俺と佐々木以外の人間に、俺達の姿がどのように写ったか、言わなくても想像は付くと思う。
「何してんのよ、あんたたちは!!」
涼宮の怒鳴り声が別荘中に響き渡った。
ほかの連中の反応は言うまでもない。
ここの部分だけは現実でなく、悪夢ぐらいにならないだろうか。
「キョン、ごめん。鍵をかけ忘れていたよ」
もはや、手遅れである。
流石にこの時間になると、みんな眠くなったのか、各自部屋に戻っていった。
私も自分の部屋に戻り、柔らかなベットへ身を沈めた。
あの後、一騒動だったけど、なんとか古泉くんが涼宮さんを落ち着かせ、とりあえず部屋に戻した。
キョンと二人で手をつないで、布団の上に横になっている姿を見れば、まあ、誰でも勘違いはする。

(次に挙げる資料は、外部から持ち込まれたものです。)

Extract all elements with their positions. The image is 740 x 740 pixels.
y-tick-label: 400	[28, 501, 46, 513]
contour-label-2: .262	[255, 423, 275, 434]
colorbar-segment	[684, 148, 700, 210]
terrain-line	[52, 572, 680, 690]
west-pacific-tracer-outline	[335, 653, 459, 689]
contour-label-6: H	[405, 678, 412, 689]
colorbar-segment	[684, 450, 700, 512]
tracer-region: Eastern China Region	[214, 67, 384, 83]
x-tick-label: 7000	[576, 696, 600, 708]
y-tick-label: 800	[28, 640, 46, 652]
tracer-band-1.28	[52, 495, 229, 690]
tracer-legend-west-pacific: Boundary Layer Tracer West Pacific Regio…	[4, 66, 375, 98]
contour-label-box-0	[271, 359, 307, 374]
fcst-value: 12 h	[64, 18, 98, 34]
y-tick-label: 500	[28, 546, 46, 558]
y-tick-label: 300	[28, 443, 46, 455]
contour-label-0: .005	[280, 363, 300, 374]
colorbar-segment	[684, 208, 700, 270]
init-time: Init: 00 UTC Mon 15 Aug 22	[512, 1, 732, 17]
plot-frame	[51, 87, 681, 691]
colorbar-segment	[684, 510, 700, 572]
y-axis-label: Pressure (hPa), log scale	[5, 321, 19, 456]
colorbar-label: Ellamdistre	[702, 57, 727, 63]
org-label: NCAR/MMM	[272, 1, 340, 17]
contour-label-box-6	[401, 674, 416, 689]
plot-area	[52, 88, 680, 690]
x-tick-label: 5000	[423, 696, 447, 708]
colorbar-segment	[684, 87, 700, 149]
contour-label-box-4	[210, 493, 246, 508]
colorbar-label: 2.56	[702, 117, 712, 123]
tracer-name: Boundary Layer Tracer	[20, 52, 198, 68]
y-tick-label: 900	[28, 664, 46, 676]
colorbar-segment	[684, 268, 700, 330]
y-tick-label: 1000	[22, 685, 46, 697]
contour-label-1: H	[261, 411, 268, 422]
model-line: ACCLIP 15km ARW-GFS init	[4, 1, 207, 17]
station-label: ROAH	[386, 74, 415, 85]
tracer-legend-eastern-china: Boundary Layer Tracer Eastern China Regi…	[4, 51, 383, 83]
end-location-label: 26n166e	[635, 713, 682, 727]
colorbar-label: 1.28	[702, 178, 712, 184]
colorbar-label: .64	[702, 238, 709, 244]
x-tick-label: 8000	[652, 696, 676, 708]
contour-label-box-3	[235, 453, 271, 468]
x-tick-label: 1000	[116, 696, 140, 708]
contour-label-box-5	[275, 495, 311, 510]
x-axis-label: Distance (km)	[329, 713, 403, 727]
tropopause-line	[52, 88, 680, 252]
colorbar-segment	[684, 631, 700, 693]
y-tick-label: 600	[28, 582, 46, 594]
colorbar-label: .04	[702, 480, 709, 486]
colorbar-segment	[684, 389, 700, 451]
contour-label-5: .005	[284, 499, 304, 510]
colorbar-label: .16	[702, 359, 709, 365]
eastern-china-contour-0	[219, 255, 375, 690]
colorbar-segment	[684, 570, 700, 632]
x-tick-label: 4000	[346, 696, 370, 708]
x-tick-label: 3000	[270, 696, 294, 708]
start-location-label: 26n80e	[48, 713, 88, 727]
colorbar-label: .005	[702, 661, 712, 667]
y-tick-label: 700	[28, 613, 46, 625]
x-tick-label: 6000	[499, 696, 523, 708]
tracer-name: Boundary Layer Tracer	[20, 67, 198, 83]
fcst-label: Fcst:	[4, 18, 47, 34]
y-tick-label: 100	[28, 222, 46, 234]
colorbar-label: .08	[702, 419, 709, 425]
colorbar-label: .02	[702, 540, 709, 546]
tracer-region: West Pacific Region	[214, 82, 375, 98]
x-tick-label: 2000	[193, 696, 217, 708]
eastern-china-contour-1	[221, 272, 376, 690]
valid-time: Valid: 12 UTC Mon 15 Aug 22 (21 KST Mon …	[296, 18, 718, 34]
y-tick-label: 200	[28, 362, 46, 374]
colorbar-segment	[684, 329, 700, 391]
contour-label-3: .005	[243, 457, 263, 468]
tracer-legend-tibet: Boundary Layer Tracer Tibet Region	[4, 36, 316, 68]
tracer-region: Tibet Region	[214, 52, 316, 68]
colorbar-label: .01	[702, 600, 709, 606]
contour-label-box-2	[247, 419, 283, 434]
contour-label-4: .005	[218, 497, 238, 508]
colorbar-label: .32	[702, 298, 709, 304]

あんまり涼宮さんがうるさいので、キョンが少し逆ギレ気味だったけど、あれはおかしかった。
闇夜の静寂の中で、私は今までのことを思い出す。
最初の進学校を蹴り、キョンと同じ北高に来たこと。誰にでも、キョンを追って私は北高に入学した
と思われた。事実そのとおりなんだけど、キョンは気づいていない。
それからの私の高校生活は充実している。それはキョンがいるから。北高に来ても、キョンがいなけ
れば、どこに行ったって灰色の高校生活だったと思う。
そのために、”彼女”と契約した。もう惨めな思いは、自分を偽ることはしない。
”次元固定因子は・・・・・・どこで発生するかわからない。しかし第一次因子の・・・・・・発生箇所は判明して
いる”
”――鍵との接触は因子の発生を意味する。一次因子を固定する箇所は時空座標P-214ax―すなわち4月
のあの日”
”あなたの――望みを実行する”
おかしな夢だった。声だけの夢なんて。
そして、その内容をろくに覚えていないなんて。
でも、あの声は、どこかで聞いたような気がする。それもつい最近・・・・・・
部屋のカ-テンを開けると、今日も強い、暑くなるのを感じさせるような、強い日差しが差し込んできた。
顔を洗い、朝食を取るために部屋を出ると、ちょうど部屋を出たキョンに出くわした。
「佐々木、起きてたか」
「うん、今、起きてきたところだよ。キョン早くから起きていたのかい?」
「俺も今起きたところだ。夕べがやかましかったから、朝食に間に合うように起きれるかなと思ったんだ
が、どうやら起きれたようだ」
キョンと一緒に食堂に行くと、まだ、誰も来ていなくて、私達二人は並んで席に座った。
「おはようございます」
新川さんとメイドさんが、挨拶をしてくる。私たちも挨拶を返す。
「皆さん、遅くまで楽しまれていたようですな」
少し、みんなはしゃぎ過ぎていたようだ。
「たまにはいいものですよ。お友達との思い出ははかけがいのない宝物ですから」
そう。新川さんの言うとおり、この夏の旅行は、私にとって、何より大切なキョンとの思い出になるだろう
この時にしかない、永遠の一瞬。忘れることのできない、夏の記憶。